While not a business leader, I also must mention Barack Obama. I was fortunate to meet him once and he is an incredible, inspirational person. What he did for the US in terms of ethnic barriers is amazing.
The business this year celebrates its 160th anniversary – how would you like it to look when it marks its 170th anniversary?
My vision for the business in ten years’ time is for it to continue to be highly respected; to be the go-to company for building products and to have a massive online presence. I obviously hope that it will still be family-owned, and I think it will be even more national than it is today – if not international.
You are also an advocate for the timber industry – what is your outlook for this, and its potential positive impact on the environment?

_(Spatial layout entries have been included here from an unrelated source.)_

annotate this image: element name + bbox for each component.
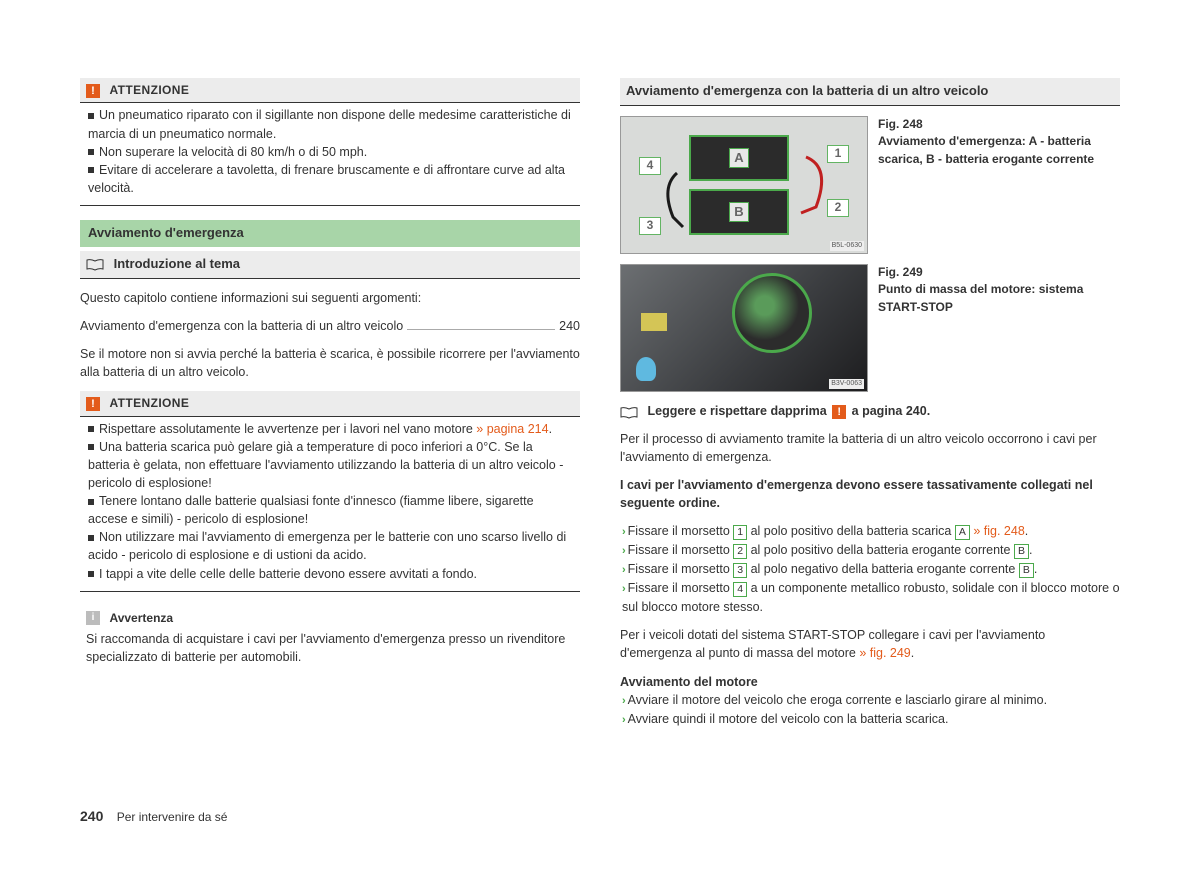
- warning-box-2-body: Rispettare assolutamente le avvertenze p…: [80, 420, 580, 592]
- section-heading-green: Avviamento d'emergenza: [80, 220, 580, 247]
- bold-subheading: Avviamento del motore: [620, 673, 1120, 691]
- book-icon: [86, 258, 104, 270]
- bold-paragraph: I cavi per l'avviamento d'emergenza devo…: [620, 476, 1120, 512]
- warn2-item: Non utilizzare mai l'avviamento di emerg…: [88, 530, 566, 562]
- book-icon: [620, 406, 638, 418]
- footer-label: Per intervenire da sé: [117, 810, 228, 824]
- warn1-item: Evitare di accelerare a tavoletta, di fr…: [88, 163, 565, 195]
- paragraph: Per i veicoli dotati del sistema START-S…: [620, 626, 1120, 662]
- warn2-item: I tappi a vite delle celle delle batteri…: [99, 567, 477, 581]
- warning-icon: !: [86, 84, 100, 98]
- warn2-item: Rispettare assolutamente le avvertenze p…: [99, 422, 476, 436]
- toc-entry: Avviamento d'emergenza con la batteria d…: [80, 317, 580, 335]
- intro-title: Introduzione al tema: [114, 256, 240, 271]
- figure-248: A B 1 2 3 4 B5L-0630 Fig. 248 Avviamento…: [620, 116, 1120, 254]
- right-column: Avviamento d'emergenza con la batteria d…: [620, 78, 1120, 729]
- warning-title: ATTENZIONE: [109, 83, 189, 97]
- paragraph: Per il processo di avviamento tramite la…: [620, 430, 1120, 466]
- page-link[interactable]: » pagina 214: [476, 422, 548, 436]
- figure-249: B3V-0063 Fig. 249 Punto di massa del mot…: [620, 264, 1120, 392]
- figure-248-caption: Fig. 248 Avviamento d'emergenza: A - bat…: [878, 116, 1120, 254]
- fig-link[interactable]: » fig. 249: [859, 646, 910, 660]
- page-footer: 240 Per intervenire da sé: [80, 806, 227, 826]
- warning-box-2-header: ! ATTENZIONE: [80, 391, 580, 416]
- image-code: B3V-0063: [829, 379, 864, 389]
- toc-page: 240: [559, 317, 580, 335]
- motor-steps: ›Avviare il motore del veicolo che eroga…: [620, 691, 1120, 729]
- warning-icon: !: [86, 397, 100, 411]
- info-text: Si raccomanda di acquistare i cavi per l…: [80, 630, 580, 672]
- figure-249-caption: Fig. 249 Punto di massa del motore: sist…: [878, 264, 1120, 392]
- figure-249-image: B3V-0063: [620, 264, 868, 392]
- warn1-item: Un pneumatico riparato con il sigillante…: [88, 108, 571, 140]
- info-title: Avvertenza: [109, 611, 173, 625]
- intro-paragraph: Questo capitolo contiene informazioni su…: [80, 289, 580, 307]
- left-column: ! ATTENZIONE Un pneumatico riparato con …: [80, 78, 580, 729]
- warn2-item: Tenere lontano dalle batterie qualsiasi …: [88, 494, 534, 526]
- warn1-item: Non superare la velocità di 80 km/h o di…: [99, 145, 367, 159]
- fig-link[interactable]: » fig. 248: [970, 524, 1025, 538]
- warning-box-1-body: Un pneumatico riparato con il sigillante…: [80, 106, 580, 206]
- warning-icon: !: [832, 405, 846, 419]
- info-icon: i: [86, 611, 100, 625]
- steps-list: ›Fissare il morsetto 1 al polo positivo …: [620, 522, 1120, 616]
- info-box: i Avvertenza Si raccomanda di acquistare…: [80, 606, 580, 673]
- page-number: 240: [80, 808, 103, 824]
- section-heading-grey: Avviamento d'emergenza con la batteria d…: [620, 78, 1120, 106]
- figure-248-image: A B 1 2 3 4 B5L-0630: [620, 116, 868, 254]
- image-code: B5L-0630: [830, 241, 864, 251]
- section-heading-grey: Introduzione al tema: [80, 251, 580, 279]
- read-first-line: Leggere e rispettare dapprima ! a pagina…: [620, 402, 1120, 420]
- warn2-item: Una batteria scarica può gelare già a te…: [88, 440, 563, 490]
- paragraph: Se il motore non si avvia perché la batt…: [80, 345, 580, 381]
- toc-text: Avviamento d'emergenza con la batteria d…: [80, 317, 403, 335]
- warning-box-1-header: ! ATTENZIONE: [80, 78, 580, 103]
- warning-title: ATTENZIONE: [109, 396, 189, 410]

It’s the most sustainable building product and I strongly believe that we should be using it more. There are still some negative labels that – unjustly – go along with timber, such as fire and rot. But the industry is making huge progress in this area, and I hope that it will be able to be utilised to its full potential.Timber is the world’s only renewable building material; it’s a crop, and it brings so much joy to people.
Whether you appreciate the stunning architecture or the calming tones; working and building with wood brings a significant amount of joy. It is truly one of God’s greatest creations.